Celebrating Illustration, Design, Cartoon and Comic Art of the Mid-20th Century

NC Wyeth's "King Arthur" continued...

Tuesday, June 22, 2010

By guest author, Charlie Allen

The next scan, and in pretty much the order of the nine illustrations included in the book, an amazing scene of King Arthur standing in an elaborately carved small boat contemplating the strange sword in the lake. And... to add to the eery scene... the three swans flying, apparently noiselessly through a misty background.


Next, 'I am Sir Lancelot du Lake, King Ban's son of Benwick, and Knight of the Round Table'. Typical of Wyeth's ability to dramatize a scene of the two knights meeting.


I won't comment on all the following illustrations except to say Wyeth never let the reader down.


Each is a marvel of composition, draftsmanship and drama... and each offers the readers renewed interest and a glimpse of the times and mood of the story.

* Tomorrow, more scans from "The Boys King Arthur", courtesy of Charlie Allen.

* If you are new to Today's Inspiration and never read Charlie Allen's blog, this is your chance to get to know our guest author better. Drop by there and peruse Charlie's archives for some great stories and some truly amazing artwork!

8 comments

  1. Charlie, a real treat to see N.C. Wyeth's illustrations that are rarely reproduced as examples of his work. I fully agree he had it all. I've seen some of his originals.. quite bold and painterly, and when they are reduced to reproduction size, the detail and reality is amazing, as shown in your scans. His character studies are unequalled. It's as though he was there, painting them from life. He was quoted as saying that if you show two men fighting, you had to feel the strain in your own muscles while painting it. N.C. Wyeth and Harvey Dunn were the two illustrators from Howard Pyle's school that had the most influence on future illustration. They were both powerful men that did powerful illustrations.

    Looking forward to the rest.

    Tom Watson

    ReplyDelete
  2. Looking at these again and again:
    I'm ravished!
    Great week once more!

    ReplyDelete
  3. I love Wyeth's and think each member of the family had a unique touch. I'm somewhat embarrassed by my audacity to make criticism but the last image of the man captioned as eating fruits and whatever could be found has a tangent that bothers me.

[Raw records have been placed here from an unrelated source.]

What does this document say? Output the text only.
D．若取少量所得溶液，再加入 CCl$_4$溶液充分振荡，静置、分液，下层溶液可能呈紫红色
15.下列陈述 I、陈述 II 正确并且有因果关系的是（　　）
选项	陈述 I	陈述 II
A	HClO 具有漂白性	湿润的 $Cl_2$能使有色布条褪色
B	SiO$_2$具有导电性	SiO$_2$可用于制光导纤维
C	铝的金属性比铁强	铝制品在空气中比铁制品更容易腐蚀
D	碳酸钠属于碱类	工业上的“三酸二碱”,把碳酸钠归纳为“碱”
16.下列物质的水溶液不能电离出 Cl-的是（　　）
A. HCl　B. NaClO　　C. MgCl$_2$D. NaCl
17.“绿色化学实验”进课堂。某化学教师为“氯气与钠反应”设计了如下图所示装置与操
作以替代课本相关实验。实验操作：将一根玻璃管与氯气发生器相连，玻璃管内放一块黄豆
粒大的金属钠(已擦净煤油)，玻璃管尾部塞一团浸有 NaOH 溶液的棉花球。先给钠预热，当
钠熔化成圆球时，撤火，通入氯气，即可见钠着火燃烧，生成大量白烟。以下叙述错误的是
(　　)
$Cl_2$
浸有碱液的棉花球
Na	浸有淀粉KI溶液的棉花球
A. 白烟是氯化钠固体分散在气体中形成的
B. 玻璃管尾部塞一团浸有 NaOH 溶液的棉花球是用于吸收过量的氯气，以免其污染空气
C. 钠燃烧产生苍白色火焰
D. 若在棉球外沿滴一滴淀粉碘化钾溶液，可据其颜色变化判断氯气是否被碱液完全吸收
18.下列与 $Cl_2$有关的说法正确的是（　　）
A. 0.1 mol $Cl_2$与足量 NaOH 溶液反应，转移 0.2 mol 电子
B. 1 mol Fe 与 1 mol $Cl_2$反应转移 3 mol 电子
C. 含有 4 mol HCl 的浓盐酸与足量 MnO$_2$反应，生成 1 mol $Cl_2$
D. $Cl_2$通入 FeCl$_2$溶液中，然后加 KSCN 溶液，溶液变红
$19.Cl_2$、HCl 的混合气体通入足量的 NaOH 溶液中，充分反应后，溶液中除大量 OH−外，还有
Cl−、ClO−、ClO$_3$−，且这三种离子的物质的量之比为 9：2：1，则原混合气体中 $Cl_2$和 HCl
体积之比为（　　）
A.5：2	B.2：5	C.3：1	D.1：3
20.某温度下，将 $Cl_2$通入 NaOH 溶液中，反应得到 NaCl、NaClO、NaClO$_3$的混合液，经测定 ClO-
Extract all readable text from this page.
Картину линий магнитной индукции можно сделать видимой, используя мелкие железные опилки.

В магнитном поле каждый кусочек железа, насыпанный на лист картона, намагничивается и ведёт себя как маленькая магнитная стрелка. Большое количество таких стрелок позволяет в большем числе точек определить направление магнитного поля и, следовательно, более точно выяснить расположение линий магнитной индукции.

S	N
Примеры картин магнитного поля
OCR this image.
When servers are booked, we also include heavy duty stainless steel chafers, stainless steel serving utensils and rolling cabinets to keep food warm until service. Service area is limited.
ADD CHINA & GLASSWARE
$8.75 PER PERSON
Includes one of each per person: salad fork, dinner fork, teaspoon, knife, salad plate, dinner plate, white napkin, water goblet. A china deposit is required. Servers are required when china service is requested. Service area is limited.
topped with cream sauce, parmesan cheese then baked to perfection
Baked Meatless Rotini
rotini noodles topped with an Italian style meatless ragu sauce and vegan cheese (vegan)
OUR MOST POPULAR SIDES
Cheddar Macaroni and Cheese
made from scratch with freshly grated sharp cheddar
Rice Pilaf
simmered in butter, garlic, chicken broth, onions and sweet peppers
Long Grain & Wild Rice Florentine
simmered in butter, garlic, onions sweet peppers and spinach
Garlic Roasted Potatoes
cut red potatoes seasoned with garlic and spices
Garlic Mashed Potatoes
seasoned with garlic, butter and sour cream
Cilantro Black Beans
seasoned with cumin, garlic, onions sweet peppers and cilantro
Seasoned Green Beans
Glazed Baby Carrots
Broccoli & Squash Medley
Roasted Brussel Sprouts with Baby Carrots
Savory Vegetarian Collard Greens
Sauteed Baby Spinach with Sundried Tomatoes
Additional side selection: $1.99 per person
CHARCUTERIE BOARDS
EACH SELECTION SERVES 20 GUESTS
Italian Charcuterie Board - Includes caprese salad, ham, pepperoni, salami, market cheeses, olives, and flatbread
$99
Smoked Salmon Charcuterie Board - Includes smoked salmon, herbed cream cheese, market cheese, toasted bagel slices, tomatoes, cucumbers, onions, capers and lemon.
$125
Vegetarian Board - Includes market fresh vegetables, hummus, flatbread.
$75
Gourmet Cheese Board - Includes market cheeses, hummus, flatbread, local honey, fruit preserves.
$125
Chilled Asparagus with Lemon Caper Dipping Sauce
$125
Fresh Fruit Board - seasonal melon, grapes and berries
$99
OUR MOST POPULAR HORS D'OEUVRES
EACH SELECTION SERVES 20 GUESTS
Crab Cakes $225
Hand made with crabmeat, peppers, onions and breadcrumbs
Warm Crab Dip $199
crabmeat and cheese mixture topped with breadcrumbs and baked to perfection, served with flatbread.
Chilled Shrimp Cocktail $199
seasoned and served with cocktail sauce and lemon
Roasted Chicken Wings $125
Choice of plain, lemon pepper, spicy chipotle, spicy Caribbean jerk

The tree root over his head is the one compositional thing I would have changed.

    ReplyDelete
  4. Joel; I'm glad you said it - it was bothering me too!

    ReplyDelete
  5. Sorry to be a bit audacious as weöö; but to me this criticism has something of bean-counting.
    There's so much here to atone for some miscarried roots and carrots. And the background of this very last image with those ancient trees and the brook looks most refreshing.

    ReplyDelete
  6. After reading Joel and Leif's remarks, I took another look at the illustration in question. As part of the overall design, I have no problem with the tree roots directly behind the guys body and head. It's basically an organic design feature that flows from the tree down to the point of interest. N.C. Wyeth was known for his unique and sometimes unorthodox approach to his compositions. He could have chosen a more traditional approach to handling the roots, but I think it adds to the sense of being deep in the forest, and blending with nature. Esthetically the man becomes part of the virgin terrain, instead of an imposing figure with the forest as simply a background. It may not be the most exciting N.C. Wyeth illustration, but it conveys the right message for that scene, in my opinion.

    Tom Watson

    ReplyDelete
  7. Nope... sorry, I still find it odd looking and I noticed it right away. It stood out from all the other pieces which feature impeccable picture design.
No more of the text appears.